For the past few weeks, I have been reflecting on one of my worst features–a tendency to think too far into the future about any given thing. Sure, this can be a good quality when reasonably applied–but I’ve let it go so far that I’m mentally mapping out what next fall’s Tuesday nights look like. No joke. Someone turn this time machine off! It can also lead to unnecessary worry and even anger when I get too ahead of myself and anticipate events that might never happen. I have yet to figure out how to control this part of my brain, but I am prayerfully working on it. And while doing so–it occurred to me that this is a great application for financial success as well. Not only practicing self-control, but finding a way to slow down your life and quiet the noisy areas can help you hang onto cash where you otherwise might spend it.
How many of you have ever said to yourself, “I’ve had a hard week, I’m getting a pedicure”? Or “I deserve this ice cream because it’s been a long day”? There are countless examples of ways we pay money to reward ourselves for simply going through the motions of life. That’s not to say you can’t have a treat every now and again, but the point is…maybe eliminating the cause will lessen the effect? In my experience, the less I stress, the less I spend.
Decluttering your friend world can be a very healthy exercise for someone who wants to lessen stress. I have long been a participant in the “big group of friends” gang–as far back as middle school. It has only been in the last year or so that I’ve truly valued the beauty of having a small inner circle of people who you invest most of your time in and it is incredibly freeing. How does this relate to finances? Well, over time you are looking at less commitments–anything from birthday parties where you’re one of twenty-five people, to seeing a person’s show that has a door charge and ticket. My husband and I went to a birthday party earlier this year where, unbeknownst to us, something like fifty people were invited and I swear every. single. one. came. We were split up into a million different tables, barely spoke to the person for whom we came and dropped $80 on the chain restaurant meal. Lesson learned. Now when we show up for something, it’s because we really want to be there to support and engage, not because we feel obligated by our (or should I say “a”) social circle. Quieting your social life saves you money.
Family planning–and I don’t mean the child kind. Having to coordinate any sort of family function– from visits here to visits there to group vacations–has kept me up at night in stress. No more.

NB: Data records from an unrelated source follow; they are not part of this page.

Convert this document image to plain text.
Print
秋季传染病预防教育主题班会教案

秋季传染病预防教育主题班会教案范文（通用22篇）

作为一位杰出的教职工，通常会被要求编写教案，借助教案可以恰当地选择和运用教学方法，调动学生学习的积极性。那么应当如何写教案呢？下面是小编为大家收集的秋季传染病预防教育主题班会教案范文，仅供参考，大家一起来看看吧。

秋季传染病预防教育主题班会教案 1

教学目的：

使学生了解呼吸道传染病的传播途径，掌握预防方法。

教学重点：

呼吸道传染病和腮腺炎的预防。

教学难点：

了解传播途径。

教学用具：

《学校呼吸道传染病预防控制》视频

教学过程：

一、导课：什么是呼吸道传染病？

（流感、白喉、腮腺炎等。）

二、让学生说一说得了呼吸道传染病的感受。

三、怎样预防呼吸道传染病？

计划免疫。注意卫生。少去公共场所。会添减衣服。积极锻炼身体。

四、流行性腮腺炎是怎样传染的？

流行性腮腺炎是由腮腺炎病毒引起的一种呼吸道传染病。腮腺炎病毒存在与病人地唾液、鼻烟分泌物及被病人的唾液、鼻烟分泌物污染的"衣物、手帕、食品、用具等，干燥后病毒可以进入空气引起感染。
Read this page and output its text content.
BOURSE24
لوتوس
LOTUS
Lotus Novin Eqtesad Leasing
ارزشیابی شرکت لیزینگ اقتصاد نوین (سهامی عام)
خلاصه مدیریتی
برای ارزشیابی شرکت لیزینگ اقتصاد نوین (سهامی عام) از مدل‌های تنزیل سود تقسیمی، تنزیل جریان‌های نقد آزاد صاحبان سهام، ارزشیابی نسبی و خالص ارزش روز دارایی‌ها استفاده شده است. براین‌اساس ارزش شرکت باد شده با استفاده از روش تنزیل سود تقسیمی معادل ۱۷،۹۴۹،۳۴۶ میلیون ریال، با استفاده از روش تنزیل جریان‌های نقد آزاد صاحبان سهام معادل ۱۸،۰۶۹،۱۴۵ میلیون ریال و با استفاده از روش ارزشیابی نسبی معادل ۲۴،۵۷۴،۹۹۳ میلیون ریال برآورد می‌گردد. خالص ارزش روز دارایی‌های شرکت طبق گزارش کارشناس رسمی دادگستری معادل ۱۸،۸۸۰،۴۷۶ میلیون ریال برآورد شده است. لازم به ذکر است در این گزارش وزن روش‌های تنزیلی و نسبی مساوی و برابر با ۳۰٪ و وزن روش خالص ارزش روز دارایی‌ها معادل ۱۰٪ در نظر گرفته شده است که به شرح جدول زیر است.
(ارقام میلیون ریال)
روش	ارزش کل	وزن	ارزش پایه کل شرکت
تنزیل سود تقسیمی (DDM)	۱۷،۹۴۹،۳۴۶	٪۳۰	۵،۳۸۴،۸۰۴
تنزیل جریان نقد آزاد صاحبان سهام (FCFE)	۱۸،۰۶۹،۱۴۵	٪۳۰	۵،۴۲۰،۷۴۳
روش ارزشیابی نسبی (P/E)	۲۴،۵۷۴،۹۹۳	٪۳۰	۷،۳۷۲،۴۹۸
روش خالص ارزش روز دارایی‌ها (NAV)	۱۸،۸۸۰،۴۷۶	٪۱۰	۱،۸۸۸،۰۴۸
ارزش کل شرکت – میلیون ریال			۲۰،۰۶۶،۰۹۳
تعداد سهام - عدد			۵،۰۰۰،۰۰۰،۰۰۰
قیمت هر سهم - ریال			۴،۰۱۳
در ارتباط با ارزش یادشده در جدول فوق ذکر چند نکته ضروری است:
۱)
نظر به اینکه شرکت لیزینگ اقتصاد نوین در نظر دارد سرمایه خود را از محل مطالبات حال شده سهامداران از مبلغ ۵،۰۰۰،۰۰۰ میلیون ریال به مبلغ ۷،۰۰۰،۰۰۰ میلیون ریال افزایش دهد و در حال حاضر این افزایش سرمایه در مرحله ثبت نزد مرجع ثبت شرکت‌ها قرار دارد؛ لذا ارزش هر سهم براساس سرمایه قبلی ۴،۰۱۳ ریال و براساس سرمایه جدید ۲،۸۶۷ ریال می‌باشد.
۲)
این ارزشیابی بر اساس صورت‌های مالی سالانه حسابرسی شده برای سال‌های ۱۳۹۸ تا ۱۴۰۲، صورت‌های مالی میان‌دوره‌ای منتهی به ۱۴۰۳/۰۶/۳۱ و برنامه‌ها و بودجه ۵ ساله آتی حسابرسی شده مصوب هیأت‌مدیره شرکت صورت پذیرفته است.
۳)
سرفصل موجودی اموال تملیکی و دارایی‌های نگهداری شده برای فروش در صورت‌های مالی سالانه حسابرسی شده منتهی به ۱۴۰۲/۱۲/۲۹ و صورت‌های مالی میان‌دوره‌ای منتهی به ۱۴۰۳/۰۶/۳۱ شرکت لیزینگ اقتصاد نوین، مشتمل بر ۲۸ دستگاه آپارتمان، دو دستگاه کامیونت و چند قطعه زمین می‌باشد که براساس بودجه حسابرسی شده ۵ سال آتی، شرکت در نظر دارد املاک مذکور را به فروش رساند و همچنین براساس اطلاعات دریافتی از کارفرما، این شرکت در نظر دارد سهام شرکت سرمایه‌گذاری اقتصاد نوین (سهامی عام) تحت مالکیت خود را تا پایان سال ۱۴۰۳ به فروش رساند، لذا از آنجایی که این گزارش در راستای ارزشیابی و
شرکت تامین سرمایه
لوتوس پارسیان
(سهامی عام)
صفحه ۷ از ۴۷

I have taken a step back from this sort of facilitating because it never changes the outcome. I’ve either relinquished control where I felt it fruitless to try, passed off responsibility to my better half, or simply left something untouched, which I wouldn’t haven’t considered an option in the past. It takes some serious discipline for this planner/thinker, but I’m doing it and it’s given me a peace of mind. I believe that clearer thinking leads to better choices and this absolutely applies to financial ones as well.
If you are a regular reader, you may have noticed my husband and I try to take a lot of small trips every other month or so. This has been an intentional, valuable part of our marriage in the pre-children era. As it’s coming to a close, we took one of our last getaways over Labor Day and even though it was fairly close to home; it cost us a lot. My next blog post might be, “A Free Day In Catalina: There’s No Such Thing”. September has been all about making up for that error in judgment. It feels painfully slow to get back to the comfortable place we were throughout most of this year. Add to that the holiday season and a baby on the way… and you can convince yourself that the present is the new normal pretty fast. What I learned from this travel snafu was that we should have been more reflective on the need for a babymoon, considered the fact that August was already packed with travel obligations beyond our control and perhaps opted to hold off on that experience for a better time. Instead, we acted imprudently and here I am almost a month later dwelling on it. Not the way you want to end a vacation.
That’s where slowing down becomes such an important exercise. If I think too far ahead, I’ve created a tragedy in my mind where there isn’t one. I need to stop and reassess to realize that we are going to be just fine even if I feel stuck at the moment. We aren’t spending more than we have, our choices haven’t affected tithing, saving, retirement or any basic needs. We’ve just dipped below our comfort zone in terms of what we expect from ourselves. That’s not the worst thing that could happen. Plus I recently noticed that October has FIVE Fridays in it–which means FIVE paychecks! What a great opportunity to catch up.
Slowing down also means taking things as they come. Trusting that the season you are in has purpose. Not over anticipating, but not forgetting responsibilities all together. It can be a tough balancing act, but as I start to integrate this pattern of thought into my life–I find things to be simpler and more enjoyable. Even financially stable people have their tough months and that’s exactly why this blog exists–to lessen the impact of those moments. Hey! Maybe I’m developing some sort of resolution here. And maybe that’s a good goal for all of us for 2015. Try to see if you can have fewer months than you did in 2014 where you are stressed about money. I recall April being particularly bad and now I’d say September is too. That’s two so far. If it stays that way, then my goal for next year will be one month or less of stress. Sounds like a fun challenge. What are some ways you slow down in regards to finances?